Solve 2x + 3y = 11 and 2x − 4y = −24 and hence find the value of 'm' for which y = mx + 3
(a) 3
(b) -4
(c) -1
(d) 5

Answer 1

Hint: First, solve the given pair of linear equations by subtracting equation (2) from equation (1) to get y = 5. Substitute this to equation (1) to get x = -2. Substitute x = -2 and y = 5 into y = mx + 3 and solve for m to get the final answer.

Complete step-by-step answer:
In this question, we need to solve the two given equations: 2x + 3y = 11 and 2x − 4y = −24 and then use this solution set to find the value of m for which y = mx + 3.

The given pair of linear equations are:

2x + 3y = 11 …(1)

2x − 4y = −24 …(2)

Subtracting equation (2) from equation (1), we will get the following:

$\Rightarrow$ 2x + 3y – (2x – 4y) = 11 – (-24)

$\Rightarrow$ 2x + 3y – 2x + 4y = 11 + 24

$\Rightarrow$ 7y = 35

$\Rightarrow$ y = 5

Now, substituting this y = 5 in equation (1), we will get the following:

$\Rightarrow$ 2x + 3y = 11

$\Rightarrow$ 2x + 3(5) = 11

$\Rightarrow$ 2x + 15 = 11

$\Rightarrow$ 2x = - 4

$\Rightarrow$ x = -2

So, we have the solution set for the given pair of linear equations: x = -2 and y = 5.

Now, we need to find the value of m which satisfies y = mx + 3.

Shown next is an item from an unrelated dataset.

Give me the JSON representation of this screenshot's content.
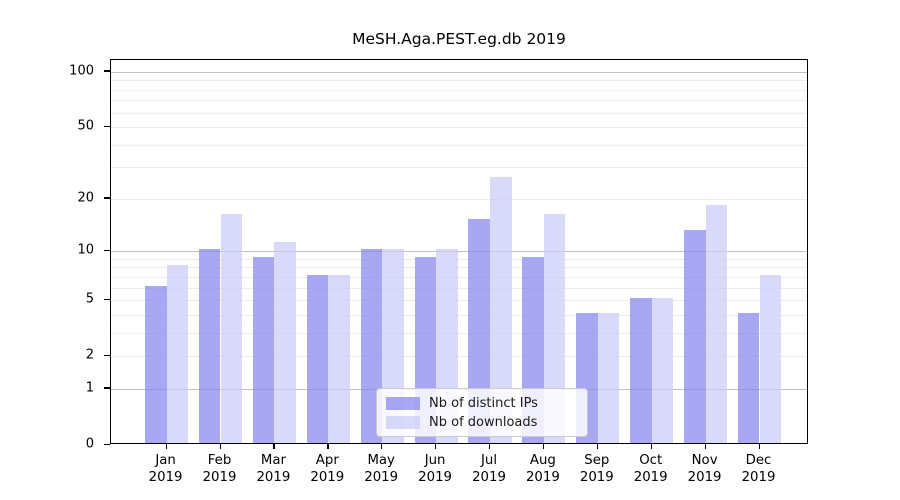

Substituting, x = -2 and y = 5 into y = mx + 3, we will get the following:

$\Rightarrow$ 5 = -2m + 3

$\Rightarrow$ 2 = -2m

$\Rightarrow$ m = -1

So, option (c) is correct.

Note: In this question, it is very important to know how to solve a pair of linear equations. In the above solution, we subtracted one equation by the other to eliminate one variable. We can also solve a pair of linear equations by taking one equation and expressing one variable in terms of the other. Substitute this expression in the other equation to eliminate one variable. Then solve in the same way as done in the above solution.